‘Women’s Suffrage’: Historical Society presents riveting film

PHOTO BY BRENDA AHEARN

On Aug. 18, exactly 101 years to the day after the 19th Amendment to the United States Constitution was ratified, giving women the right to vote, members of the Indian River County Historical Society welcomed visitors to the Courthouse Executive Center to introduce its latest film, “Women’s Suffrage.”

Ruth Stanbridge, County Historian and IRCHS president, noted that COVID had interrupted their previous plan to premiere the video during the amendment’s centennial year.

Prior to the film, Stanbridge introduced a photographic tribute to the late Alma Lee Loy, a trailblazer in her own right and an “enthusiastic supporter of women’s rights,” noting that in 1964 Loy was appointed by the governor to serve as one of the original commissioners on the Florida Commission on the Status of Women. The moving tribute featured photos taken through the decades that highlighted just a few of Loy’s innumerable accomplishments and contributions to the community.

Sean Sexton, Indian River County Poet Laureate, read an affectionate and touching poem titled, “Dear Aunt Lee,” which he explained was addressed as if from Loy’s niece, Robyn Guy, and adding of Loy, “She’s all of our ‘Dear Aunt Lee.”

“It is hard to imagine the life that women lived 100 years ago, and even earlier than that, without the rights that we have today,” said Stanbridge in the Women’s Suffrage video, in which local women spoke about the significance of acquiring the right to vote.

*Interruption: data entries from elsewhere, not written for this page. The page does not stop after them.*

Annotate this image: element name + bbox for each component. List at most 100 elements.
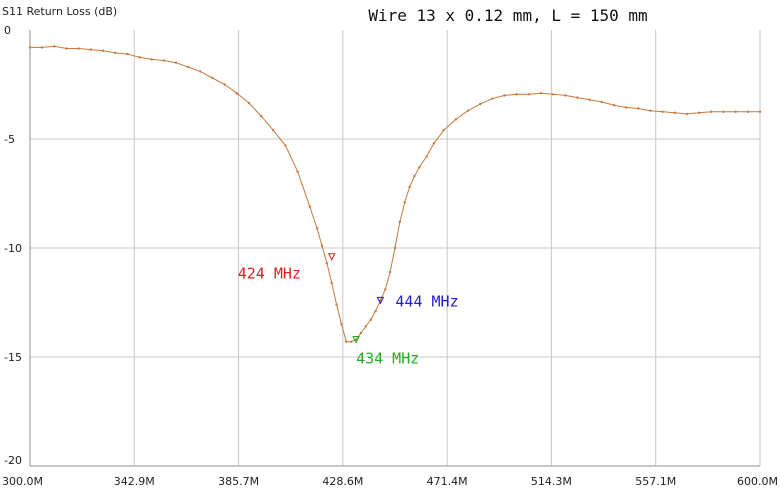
data-point: [418, 166, 421, 169]
data-point: [503, 94, 506, 97]
data-point: [247, 101, 251, 105]
data-point: [478, 102, 482, 106]
data-point: [53, 45, 56, 48]
data-point: [40, 46, 44, 49]
data-point: [330, 281, 333, 285]
data-point: [320, 244, 324, 248]
data-point: [199, 70, 202, 73]
data-point: [673, 111, 677, 115]
data-point: [564, 94, 567, 97]
data-point: [235, 92, 239, 95]
data-point: [350, 340, 353, 343]
data-point: [466, 109, 470, 112]
data-point: [758, 110, 762, 113]
data-point: [551, 93, 555, 96]
data-point: [126, 52, 129, 56]
data-point: [101, 49, 105, 52]
data-point: [393, 246, 397, 250]
data-point: [359, 331, 363, 335]
data-point: [398, 220, 402, 224]
data-point: [113, 51, 117, 55]
data-point: [612, 104, 616, 107]
data-point: [296, 170, 299, 173]
x-tick-label: 471.4M: [427, 475, 468, 488]
data-point: [600, 100, 604, 104]
y-tick-label: -5: [4, 133, 15, 146]
x-tick-label: 342.9M: [114, 475, 155, 488]
data-point: [588, 98, 591, 101]
data-point: [138, 56, 141, 59]
data-point: [340, 323, 343, 326]
data-point: [325, 262, 329, 265]
x-tick-label: 600.0M: [737, 475, 778, 488]
data-point: [710, 110, 713, 113]
data-point: [403, 201, 406, 204]
data-point: [527, 93, 531, 96]
data-point: [259, 114, 263, 118]
data-point: [685, 112, 689, 116]
data-point: [384, 288, 387, 291]
marker-triangle: [352, 336, 360, 344]
data-point: [746, 110, 750, 113]
data-point: [515, 93, 518, 96]
data-point: [408, 185, 411, 189]
marker-label: 444 MHz: [395, 292, 458, 310]
y-tick-label: -10: [4, 242, 22, 255]
marker-triangle: [327, 253, 336, 261]
series-layer: [28, 45, 762, 343]
data-point: [637, 107, 640, 110]
data-point: [308, 205, 312, 208]
y-tick-label: -20: [4, 454, 22, 467]
y-tick-label: 0: [4, 24, 11, 37]
data-point: [211, 76, 214, 80]
marker-label: 424 MHz: [238, 265, 301, 283]
data-point: [734, 110, 737, 113]
data-point: [77, 47, 80, 50]
data-point: [369, 318, 372, 322]
x-tick-label: 300.0M: [2, 475, 43, 488]
data-point: [454, 118, 458, 121]
x-tick-label: 385.7M: [218, 475, 259, 488]
data-point: [697, 111, 701, 115]
data-point: [315, 227, 319, 230]
data-point: [413, 174, 416, 178]
data-point: [335, 303, 338, 306]
data-point: [539, 92, 543, 95]
axes: 300.0M 342.9M 385.7M 428.6M 471.4M 514.3M 557.…: [2, 24, 778, 488]
x-tick-label: 557.1M: [635, 475, 676, 488]
data-point: [162, 59, 166, 62]
x-tick-label: 514.3M: [531, 475, 572, 488]
y-axis-label: S11 Return Loss (dB): [2, 5, 117, 18]
data-point: [374, 310, 377, 313]
data-point: [624, 106, 628, 109]
data-point: [491, 97, 494, 100]
data-point: [28, 46, 32, 49]
grid: [29, 30, 761, 466]
marker-triangle: [376, 296, 385, 305]
data-point: [388, 270, 392, 274]
data-point: [186, 65, 190, 69]
data-point: [354, 338, 358, 341]
data-point: [284, 144, 287, 147]
chart-title: Wire 13 x 0.12 mm, L = 150 mm: [368, 6, 647, 25]
data-point: [576, 96, 579, 99]
data-point: [272, 129, 275, 132]
data-point: [722, 110, 725, 113]
data-point: [425, 155, 428, 158]
data-point: [432, 142, 436, 145]
data-point: [89, 48, 93, 51]
marker-label: 434 MHz: [356, 350, 419, 368]
data-point: [661, 110, 664, 113]
data-point: [345, 340, 348, 343]
data-point: [65, 47, 68, 50]
data-point: [223, 83, 226, 86]
data-point: [150, 58, 153, 61]
data-point: [364, 325, 367, 328]
x-tick-label: 428.6M: [322, 475, 363, 488]
y-tick-label: -15: [4, 351, 22, 364]
data-point: [442, 129, 445, 132]
data-point: [649, 109, 652, 112]
data-point: [379, 299, 382, 302]
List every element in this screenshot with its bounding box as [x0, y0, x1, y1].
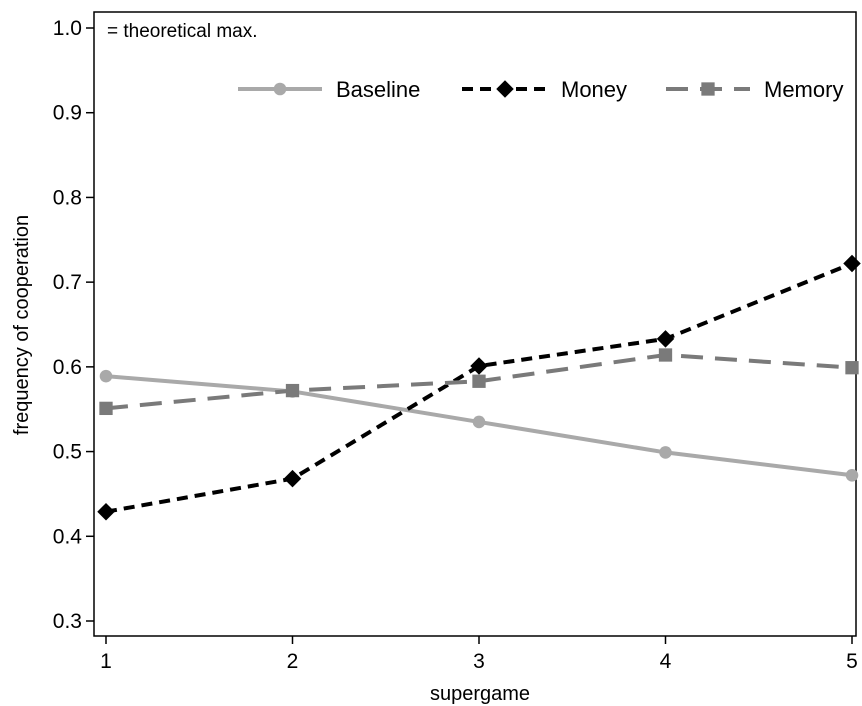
legend-item-baseline: Baseline	[238, 77, 420, 102]
y-tick-label: 0.5	[53, 441, 82, 464]
legend: Baseline Money Memory	[238, 77, 843, 102]
x-axis: 1 2 3 4 5	[100, 636, 858, 673]
plot-frame	[93, 11, 857, 637]
legend-label-money: Money	[561, 77, 627, 102]
data-point-money	[97, 502, 115, 521]
data-point-baseline	[99, 369, 113, 383]
x-tick-label: 3	[473, 650, 485, 673]
data-point-money	[283, 469, 302, 488]
y-tick-label: 1.0	[53, 17, 82, 40]
x-axis-title: supergame	[430, 683, 530, 705]
y-tick-label: 0.7	[53, 271, 82, 294]
x-tick-label: 2	[287, 650, 299, 673]
data-point-memory	[845, 361, 859, 375]
data-point-memory	[658, 348, 673, 362]
legend-label-memory: Memory	[764, 77, 843, 102]
theoretical-max-note: = theoretical max.	[107, 21, 258, 42]
data-point-baseline	[659, 446, 672, 459]
data-point-baseline	[845, 468, 859, 482]
data-point-money	[843, 254, 861, 273]
y-tick-label: 0.9	[53, 102, 82, 125]
y-axis-title: frequency of cooperation	[11, 215, 33, 435]
data-point-money	[656, 330, 675, 348]
y-tick-label: 0.4	[53, 525, 83, 548]
y-axis: 0.3 0.4 0.5 0.6 0.7 0.8 0.9 1.0	[53, 17, 94, 633]
plot-border	[93, 11, 857, 637]
x-tick-label: 5	[846, 650, 858, 673]
data-point-money	[470, 357, 488, 375]
x-tick-label: 1	[100, 650, 112, 673]
legend-marker-money	[496, 80, 514, 98]
legend-marker-baseline	[273, 82, 287, 96]
series-money	[97, 254, 861, 521]
series-memory	[99, 348, 859, 416]
y-tick-label: 0.8	[53, 186, 82, 209]
series-line-money	[105, 261, 853, 514]
series-layer	[97, 254, 861, 521]
data-point-memory	[285, 383, 300, 398]
legend-item-money: Money	[462, 77, 627, 102]
y-tick-label: 0.6	[53, 356, 82, 379]
data-point-memory	[99, 401, 113, 416]
x-tick-label: 4	[660, 650, 672, 673]
data-point-memory	[472, 374, 486, 388]
legend-marker-memory	[701, 82, 715, 96]
legend-item-memory: Memory	[666, 77, 843, 102]
legend-label-baseline: Baseline	[336, 77, 420, 102]
data-point-baseline	[472, 415, 486, 429]
y-tick-label: 0.3	[53, 610, 82, 633]
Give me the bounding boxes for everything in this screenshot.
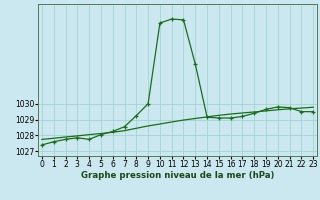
X-axis label: Graphe pression niveau de la mer (hPa): Graphe pression niveau de la mer (hPa) (81, 171, 274, 180)
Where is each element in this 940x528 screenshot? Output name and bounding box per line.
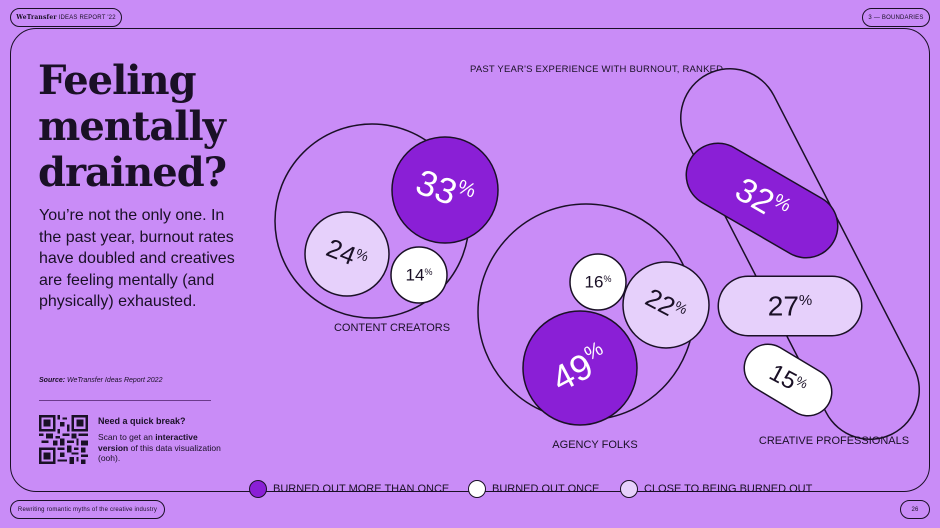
intro-text: You’re not the only one. In the past yea… (39, 207, 235, 310)
source-label: Source: (39, 377, 66, 384)
source-note: Source: WeTransfer Ideas Report 2022 (39, 377, 162, 384)
legend-swatch-more-than-once (249, 480, 267, 498)
source-text: WeTransfer Ideas Report 2022 (67, 377, 163, 384)
header-brand-pill: WeTransfer IDEAS REPORT '22 (10, 8, 122, 27)
legend-swatch-once (468, 480, 486, 498)
quick-break-text-post: of this data visualization (ooh). (98, 442, 221, 464)
divider (39, 400, 211, 401)
page-number: 26 (911, 506, 919, 513)
quick-break-title: Need a quick break? (98, 416, 186, 426)
group-label-agency-folks: AGENCY FOLKS (552, 439, 637, 451)
bubble-agency-folks-once (569, 253, 627, 311)
footer-tagline-pill: Rewriting romantic myths of the creative… (10, 500, 165, 519)
bubble-creative-professionals-once (745, 345, 831, 415)
bubble-agency-folks-more-than-once (522, 310, 638, 426)
legend-once: BURNED OUT ONCE (468, 479, 599, 499)
quick-break-text-pre: Scan to get an (98, 432, 156, 442)
report-label: IDEAS REPORT '22 (58, 14, 116, 21)
legend-close: CLOSE TO BEING BURNED OUT (620, 479, 812, 499)
bubble-content-creators-once (390, 246, 448, 304)
group-label-content-creators: CONTENT CREATORS (334, 322, 450, 334)
bubble-creative-professionals-more-than-once (687, 144, 837, 257)
headline: Feeling mentally drained? (38, 57, 227, 196)
interactive-version-link[interactable]: interactive version (98, 432, 198, 453)
legend-label-once: BURNED OUT ONCE (492, 483, 600, 495)
bubble-content-creators-more-than-once (391, 136, 499, 244)
qr-code-icon[interactable] (39, 415, 88, 464)
brand-logo: WeTransfer (16, 14, 57, 21)
bubble-content-creators-close (304, 211, 390, 297)
quick-break-text: Scan to get an interactive version of th… (98, 432, 223, 464)
legend-more-than-once: BURNED OUT MORE THAN ONCE (249, 479, 449, 499)
legend-label-more-than-once: BURNED OUT MORE THAN ONCE (273, 483, 450, 495)
section-label: 3 — BOUNDARIES (868, 14, 924, 21)
legend-label-close: CLOSE TO BEING BURNED OUT (644, 483, 813, 495)
group-label-creative-professionals: CREATIVE PROFESSIONALS (759, 435, 909, 447)
bubble-agency-folks-close (622, 261, 710, 349)
footer-tagline: Rewriting romantic myths of the creative… (17, 506, 158, 513)
chart-title: PAST YEAR'S EXPERIENCE WITH BURNOUT, RAN… (470, 64, 724, 75)
section-pill: 3 — BOUNDARIES (862, 8, 930, 27)
legend-swatch-close (620, 480, 638, 498)
page-number-pill: 26 (900, 500, 930, 519)
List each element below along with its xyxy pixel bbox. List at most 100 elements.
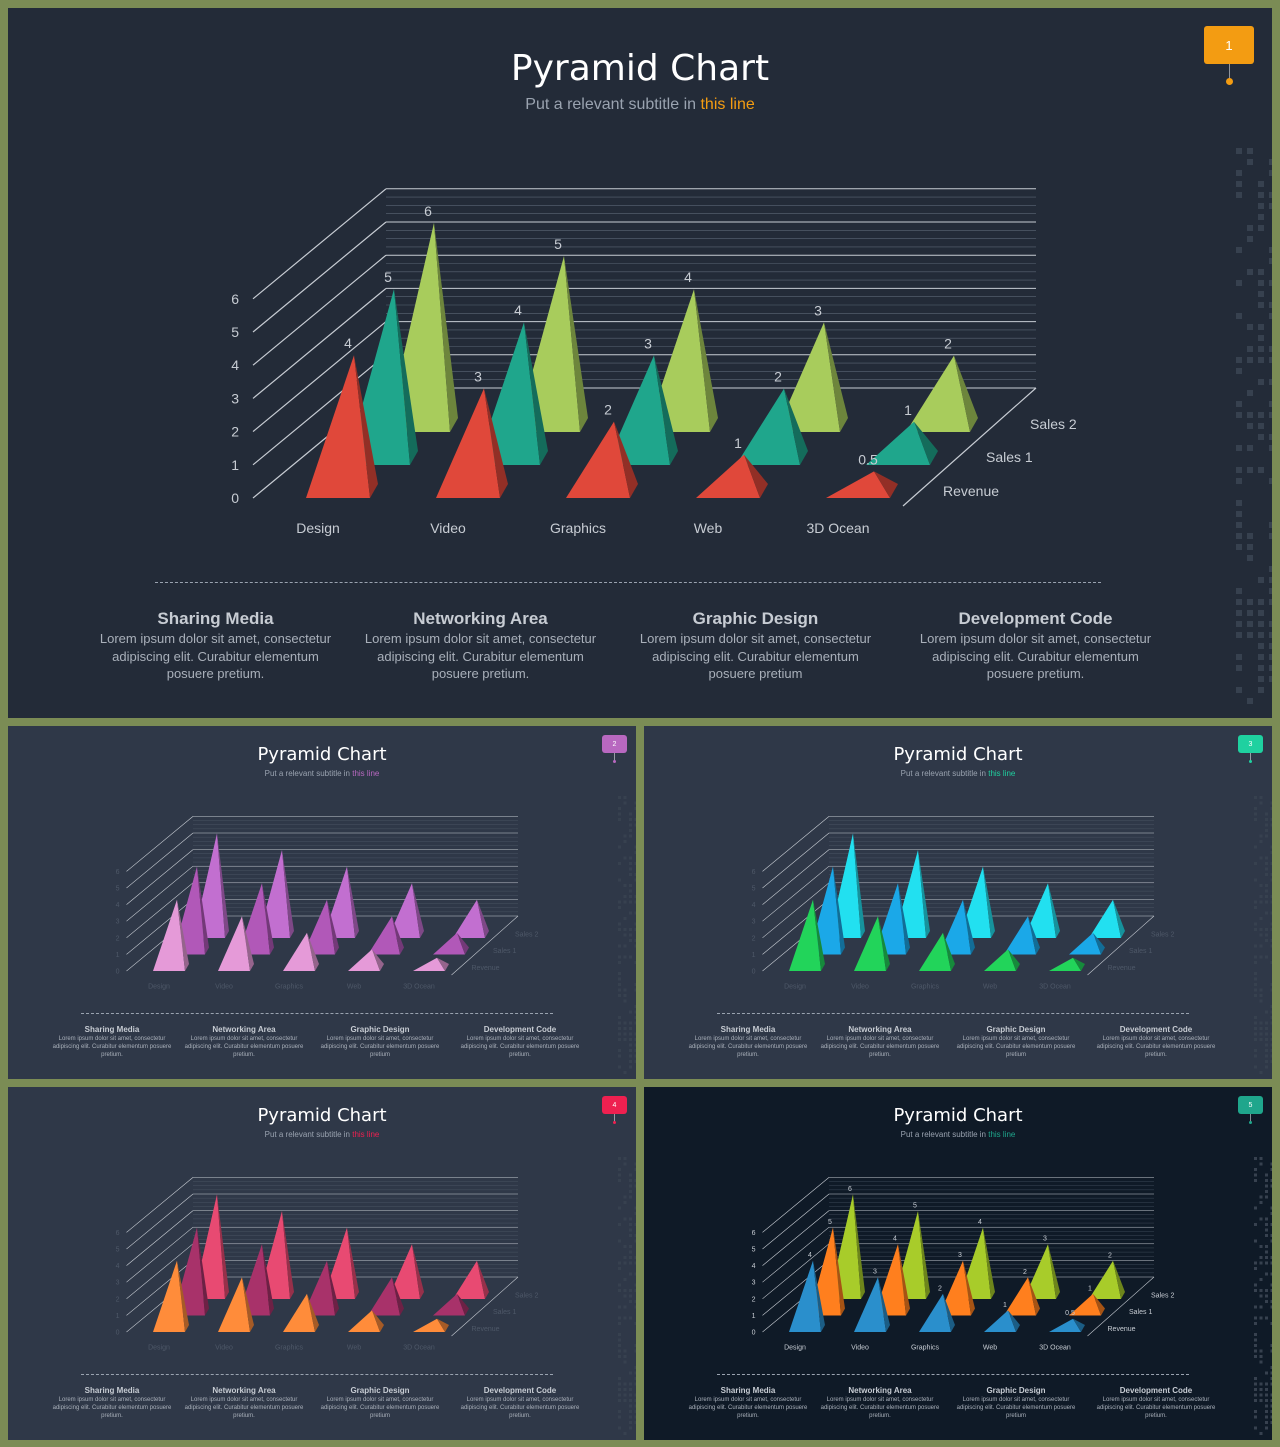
dot [1259,1245,1263,1248]
dot [634,988,636,992]
dot [1270,1410,1272,1413]
dot [1236,544,1242,550]
slide-2[interactable]: Pyramid Chart Put a relevant subtitle in… [8,726,636,1079]
pyramid-side [853,1194,865,1299]
pyramid-bar [939,1260,975,1316]
dot [1265,933,1268,937]
dot [618,1410,621,1413]
pyramid-chart: 0 1 2 3 4 5 6 Design Video Graphics Web 3D Ocean Rev… [752,816,1174,991]
dot [623,1021,627,1025]
decorative-dots [1254,796,1272,1074]
dot [1265,1410,1268,1413]
pyramid-bar [283,1293,319,1332]
dot [1258,610,1264,616]
data-label: 1 [1003,1302,1007,1309]
description-text: Lorem ipsum dolor sit amet, consectetur … [320,1397,440,1419]
pyramid-bar [826,471,898,498]
x-tick-label: Video [851,984,869,991]
chart-grid [762,1177,1155,1337]
pyramid-bar [413,1318,449,1332]
dot [1269,522,1272,528]
dot [623,1388,627,1391]
pyramid-side [1028,916,1040,955]
dot [634,1184,636,1188]
dot [1258,225,1264,231]
slide-5[interactable]: Pyramid Chart Put a relevant subtitle in… [644,1087,1272,1440]
dot [634,1256,636,1259]
dot [1254,1388,1257,1391]
dot [629,1289,632,1292]
gridline [762,1243,830,1300]
series-label: Sales 1 [986,449,1033,465]
pyramid-bar [789,899,825,971]
dot [1265,928,1268,931]
badge-connector [614,1114,615,1122]
dot [623,999,627,1003]
dot [1269,643,1272,649]
pyramid-bar [1049,1318,1085,1332]
pyramid-bar [303,1260,339,1316]
dot [1265,900,1268,904]
decorative-dots [618,796,636,1074]
dot [1270,1162,1272,1166]
dot [1265,1065,1268,1069]
dot [629,867,632,871]
dot [1258,181,1264,187]
y-tick-label: 3 [752,919,756,926]
dot [1270,1421,1272,1424]
dot [623,1256,627,1259]
description-title: Sharing Media [84,1025,140,1034]
slide-3[interactable]: Pyramid Chart Put a relevant subtitle in… [644,726,1272,1079]
data-label: 5 [828,1219,832,1226]
slide-4[interactable]: Pyramid Chart Put a relevant subtitle in… [8,1087,636,1440]
floor-edge [451,915,519,976]
dot [634,1305,636,1309]
dot [1270,801,1272,805]
dot [1236,280,1242,286]
pyramid-side [983,866,995,938]
description-column: Sharing Media Lorem ipsum dolor sit amet… [88,608,343,683]
pyramid-face [368,916,400,955]
dot [618,977,621,981]
dot [634,1168,636,1171]
dot [629,1223,632,1226]
badge-connector [1229,64,1230,80]
dot [618,796,621,799]
slide-1[interactable]: Pyramid Chart Put a relevant subtitle in… [8,8,1272,718]
dot [1265,1256,1268,1259]
data-label: 2 [774,369,782,385]
dot [1254,1168,1257,1171]
dot [1258,203,1264,209]
pyramid-side [1113,1260,1125,1299]
dot [1254,900,1257,904]
dot [1254,1021,1257,1025]
dot [634,939,636,942]
dot [1236,687,1242,693]
dot [1247,269,1253,275]
dot [1247,236,1253,242]
dot [623,801,627,805]
dot [1270,1371,1272,1375]
dot [1254,1206,1257,1210]
dot [1258,676,1264,682]
dot [1254,818,1257,821]
data-label: 2 [1023,1269,1027,1276]
pyramid-face [919,1293,951,1332]
pyramid-face [303,1260,335,1316]
pyramid-face [436,388,500,498]
dot [1236,522,1242,528]
pyramid-side [177,1260,189,1332]
dot [618,994,621,997]
dot [1254,961,1257,964]
pyramid-bar [736,388,808,465]
dot [1265,1272,1268,1276]
pyramid-face [606,355,670,465]
slide-title: Pyramid Chart [893,1105,1023,1126]
dot [1269,401,1272,407]
pyramid-face [789,899,821,971]
x-tick-label: Web [347,1345,361,1352]
pyramid-bar [1004,1277,1040,1316]
series-label: Sales 2 [1151,932,1174,939]
dot [1236,511,1242,517]
dot [1254,1283,1257,1287]
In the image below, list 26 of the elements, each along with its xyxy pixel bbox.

Although Abigail Adams urged her husband in March 1776 to “remember the ladies,” as the Continental Congress was drafting rules for the fledgling democracy, they did not.

At the national level, the hard-fought movement by women’s rights advocates officially began in 1848 at a convention in Seneca Falls, N.Y. There, a group of women drafted a “Declaration of Sentiments” to petition for women’s legal and political rights, including the right to vote.

After decades of debate in Congress, the 19th Amendment was ratified on Aug. 18, 1920.

However, discriminatory hurdles continued to disenfranchise minority women, and men for that matter, until passage of the Voting Rights Act on Aug. 6, 1965.

And while many states and territories recognized women’s suffrage rights before or shortly after 1920, the State of Florida was among the last six to do so, delaying it until May 1969.

Despite that, at the local level, on June 19, 1915, Zena Dreier of Fellsmere became the first woman to cast a ballot south of the Mason-Dixon Line; doing so five years earlier than ratification.

Stanbridge commented on the influential women of the local women’s clubs in Fellsmere, Roseland and Sebastian as well as the Vero Beach Woman’s Club, which was founded in 1915.

As women were not allowed to have their own bank accounts, Stanbridge said they raised money for their building, which still exists, by selling cabbage. “So you can see that women found a way to do things even back then.”

In Fellsmere, she said Zena Dreier, a farmer’s wife, inserted one line into the city’s 1915 incorporation papers that gave women the vote.

“They didn’t read it and they didn’t realize when the governor signed it that it gave women the right to vote,” said County Commissioner Susan Adams with a chuckle. “That’s my favorite part.”

She noted that her mother, former County Commissioner Fran Adams, was the fourth and she is the eighth female county commissioner, adding, “I’m proud to say that my mom and I are the only mother/daughter county commissioners in the state.”

“Women in rural communities and small communities really are the backbone of those communities,” said Fran Adams. “I look back at those women in the early suffrage movement and I’m in awe at how far they traveled to get together to begin this journey for the right to vote. So always fight for it, fight for what’s right and be grateful for all of those who fought ahead of you; and never forget.”

First-time voters Charlotte Feagin and Kylie Oakes, who were seniors at Saint Edward’s School at the time of the taping, commented that even 100 years later, they feel that it is their duty and responsibility to voice their opinions and take a stance, just as Dreier and others like her had done.

“Voting opened up a whole trend of empowerment for women, and nowadays you see that more women are holding office and are more engaged,” said Leslie Swan, Indian River County’s supervisor of elections.

“It’s a privilege to represent women, who now vote probably 3 percent more than men do,” said Carol Jean Jordan, Indian River County’s tax collector. “We’ve never had a woman governor in the state of Florida; what a loss for us.”

Jonnie Mae Perry, executive director of the Gifford Community and Cultural Resources Center, noted that despite being awarded the right to vote, Blacks, particularly in the south, were kept from casting their ballots through other means.

“The struggle and the fight continued in the Black community, along with Civil Rights,” said Perry. “I don’t think the young people today realize the struggle, the blood, the lives that were shed in order to have opportunities to vote, particularly in the Black community. This is a challenge and a call to action. Vote.”